It has been more than 18 months since the pandemic took hold the world over. Over this time, few sectors and industries globally have been left untouched by the economic upheaval and disruption left in Covid’s wake. The construction market has been no exception. Experts from Deloitte and MEED Projects walk through the state of GCC’s construction projects market and its outlook.

In 2020 total contract awards of construction projects dropped 35% to just $69 billion as the coronavirus, falling oil prices and lower government spending precipitated a dramatic slowdown in capital expenditure. As a result, last year was the worst for the market in nearly two decades.

Yet while the virus’ effect on spending levels is undeniable, not every market and sector experienced the same impact. Worst hit were Saudi Arabia and the United Arab Emirates (UAE) where year-on-year contract awards declined 53% and 33% respectively according to data from MEED Projects.

However, expenditure in Qatar fell by only 6%, while in Oman and Kuwait award values actually increased on 2019 totals, albeit from a much lower base.

Outside the GCC, Iraq and Egypt also registered growth. Individual sector performance was also uneven. Construction, historically the largest market segment, saw deals fall 29% year-on-year to $29.7 billion, while oil and gas had precipitous falls of 74% and 76% respectively. On the other hand, both the power and water sectors grew marginally on their 2019 totals, reflecting the growth over the past half-decade in renewable energy production and water treatment and distribution projects.

The overall decline in spending was compounded by a fall in contracts moving from tender to final award. In 2019, 88% of 667 projects under bid evaluation at the start of the year were awarded within the next 12 months. However, in 2020 only 58% of the 713 under bid projects were awarded over the same timeframe, reflecting the inherent uncertainty caused by the pandemic and the subsequent need for many clients to reconfigure their schemes.

Covid-19 has not been the only factor behind the market’s performance.
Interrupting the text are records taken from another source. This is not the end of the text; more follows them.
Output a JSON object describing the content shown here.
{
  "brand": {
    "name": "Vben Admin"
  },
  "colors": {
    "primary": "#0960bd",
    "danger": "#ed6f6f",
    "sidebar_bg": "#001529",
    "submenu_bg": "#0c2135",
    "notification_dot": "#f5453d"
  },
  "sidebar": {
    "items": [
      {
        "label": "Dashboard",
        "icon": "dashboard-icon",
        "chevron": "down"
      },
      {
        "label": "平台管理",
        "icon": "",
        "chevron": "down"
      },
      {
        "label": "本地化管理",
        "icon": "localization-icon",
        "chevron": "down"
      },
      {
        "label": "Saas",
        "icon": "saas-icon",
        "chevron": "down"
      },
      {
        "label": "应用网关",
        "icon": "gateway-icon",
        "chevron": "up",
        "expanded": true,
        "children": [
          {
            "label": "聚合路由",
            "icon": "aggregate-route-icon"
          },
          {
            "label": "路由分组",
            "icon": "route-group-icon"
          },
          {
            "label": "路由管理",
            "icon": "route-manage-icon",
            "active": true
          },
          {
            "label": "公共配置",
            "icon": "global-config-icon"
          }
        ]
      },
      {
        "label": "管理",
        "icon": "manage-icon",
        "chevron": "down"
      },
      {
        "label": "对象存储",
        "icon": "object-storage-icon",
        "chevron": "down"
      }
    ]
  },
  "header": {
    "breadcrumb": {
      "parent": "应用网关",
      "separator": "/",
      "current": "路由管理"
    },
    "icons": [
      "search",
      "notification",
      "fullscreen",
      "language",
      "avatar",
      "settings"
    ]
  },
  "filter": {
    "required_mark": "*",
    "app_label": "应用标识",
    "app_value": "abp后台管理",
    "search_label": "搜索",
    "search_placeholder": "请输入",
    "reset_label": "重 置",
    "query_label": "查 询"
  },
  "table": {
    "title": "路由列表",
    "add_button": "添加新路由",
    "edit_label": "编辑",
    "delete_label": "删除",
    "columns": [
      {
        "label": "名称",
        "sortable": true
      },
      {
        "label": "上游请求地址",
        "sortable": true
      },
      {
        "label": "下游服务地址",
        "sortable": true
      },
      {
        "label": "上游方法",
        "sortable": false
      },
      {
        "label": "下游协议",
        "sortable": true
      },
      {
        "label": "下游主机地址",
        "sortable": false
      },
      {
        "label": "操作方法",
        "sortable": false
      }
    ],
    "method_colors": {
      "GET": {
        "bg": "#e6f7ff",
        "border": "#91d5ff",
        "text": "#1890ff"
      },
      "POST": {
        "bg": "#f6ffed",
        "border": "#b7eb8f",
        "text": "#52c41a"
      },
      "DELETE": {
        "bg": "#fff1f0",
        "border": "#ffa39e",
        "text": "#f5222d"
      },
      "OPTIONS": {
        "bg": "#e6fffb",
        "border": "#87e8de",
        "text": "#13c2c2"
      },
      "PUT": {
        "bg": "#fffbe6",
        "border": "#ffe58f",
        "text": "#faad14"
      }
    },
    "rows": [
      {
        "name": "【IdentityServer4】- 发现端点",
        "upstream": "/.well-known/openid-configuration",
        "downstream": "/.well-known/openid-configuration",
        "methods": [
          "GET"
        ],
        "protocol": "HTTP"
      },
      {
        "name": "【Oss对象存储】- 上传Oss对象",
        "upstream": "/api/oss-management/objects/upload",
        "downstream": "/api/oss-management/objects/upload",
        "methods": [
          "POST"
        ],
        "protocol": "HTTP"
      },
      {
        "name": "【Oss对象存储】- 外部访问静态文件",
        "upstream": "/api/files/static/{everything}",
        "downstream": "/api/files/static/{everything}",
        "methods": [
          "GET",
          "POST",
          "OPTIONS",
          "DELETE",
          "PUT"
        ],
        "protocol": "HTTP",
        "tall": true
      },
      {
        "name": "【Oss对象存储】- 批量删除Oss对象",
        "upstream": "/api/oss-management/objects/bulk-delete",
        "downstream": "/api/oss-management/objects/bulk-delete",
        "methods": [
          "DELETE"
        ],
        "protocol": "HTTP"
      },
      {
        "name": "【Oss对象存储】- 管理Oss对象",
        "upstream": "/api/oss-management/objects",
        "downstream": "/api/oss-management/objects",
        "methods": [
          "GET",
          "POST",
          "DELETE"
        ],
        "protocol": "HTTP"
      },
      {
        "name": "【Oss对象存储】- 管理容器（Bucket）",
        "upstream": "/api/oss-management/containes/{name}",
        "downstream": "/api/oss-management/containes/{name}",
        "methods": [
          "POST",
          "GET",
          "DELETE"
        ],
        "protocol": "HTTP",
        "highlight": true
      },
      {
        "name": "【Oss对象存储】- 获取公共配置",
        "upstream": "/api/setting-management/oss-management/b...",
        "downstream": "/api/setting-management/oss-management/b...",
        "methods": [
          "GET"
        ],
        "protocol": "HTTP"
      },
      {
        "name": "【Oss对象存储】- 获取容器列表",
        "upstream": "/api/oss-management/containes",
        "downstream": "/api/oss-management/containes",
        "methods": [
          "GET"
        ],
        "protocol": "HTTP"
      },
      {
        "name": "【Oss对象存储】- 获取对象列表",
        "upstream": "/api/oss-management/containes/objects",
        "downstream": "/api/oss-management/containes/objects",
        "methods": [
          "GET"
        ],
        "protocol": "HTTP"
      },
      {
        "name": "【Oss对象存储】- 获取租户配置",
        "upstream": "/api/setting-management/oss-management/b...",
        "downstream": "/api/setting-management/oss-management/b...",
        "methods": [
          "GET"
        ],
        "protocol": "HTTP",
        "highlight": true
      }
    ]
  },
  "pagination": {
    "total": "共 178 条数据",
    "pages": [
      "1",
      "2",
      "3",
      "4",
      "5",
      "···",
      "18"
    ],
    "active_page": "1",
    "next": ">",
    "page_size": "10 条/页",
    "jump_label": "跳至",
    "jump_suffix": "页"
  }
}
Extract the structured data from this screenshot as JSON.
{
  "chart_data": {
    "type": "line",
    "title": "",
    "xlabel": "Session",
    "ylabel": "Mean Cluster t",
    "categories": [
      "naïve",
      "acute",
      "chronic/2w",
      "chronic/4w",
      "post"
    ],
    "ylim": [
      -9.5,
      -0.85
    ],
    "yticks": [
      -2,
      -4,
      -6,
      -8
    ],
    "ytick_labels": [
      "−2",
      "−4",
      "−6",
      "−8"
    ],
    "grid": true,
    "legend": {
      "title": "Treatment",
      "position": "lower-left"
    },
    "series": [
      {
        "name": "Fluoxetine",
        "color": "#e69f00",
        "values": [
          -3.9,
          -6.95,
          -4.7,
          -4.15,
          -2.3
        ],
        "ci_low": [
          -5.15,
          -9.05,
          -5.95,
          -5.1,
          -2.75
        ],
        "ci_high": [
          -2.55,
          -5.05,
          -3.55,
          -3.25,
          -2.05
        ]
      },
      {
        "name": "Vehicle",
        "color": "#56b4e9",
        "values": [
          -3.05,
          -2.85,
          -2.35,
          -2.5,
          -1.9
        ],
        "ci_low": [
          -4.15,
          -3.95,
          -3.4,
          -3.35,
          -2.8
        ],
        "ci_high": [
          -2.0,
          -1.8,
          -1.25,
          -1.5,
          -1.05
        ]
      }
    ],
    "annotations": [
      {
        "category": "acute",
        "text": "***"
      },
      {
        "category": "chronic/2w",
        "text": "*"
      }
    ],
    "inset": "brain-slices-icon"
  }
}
In Dubai, once the single largest projects hub in the region, the ongoing oversupply of property has been the overriding driver for the decline in its market. While Abu Dhabi and the Northern Emirates have been reasonably stable over the past few years, a lack of new project launches in 2020 resulted in the Dubai market shrinking to just a quarter of its 2017 peak, thereby making Abu Dhabi the largest projects market in the federation for the first time since 2013.

After the 2020 annus horribilis, the market’s expectation for 2021 was high. But while it has performed better, the recovery has arguably not been as quick or as strong than might have been hoped. Contract awards for the first nine months of the year were $58 billion compared with $69 billion for 2020 as a whole.

The 2021 market is therefore likely to outperform the year previous but is still going to fall far behind the 2019 number as the region continues to shake off the pandemic’s lingering impact.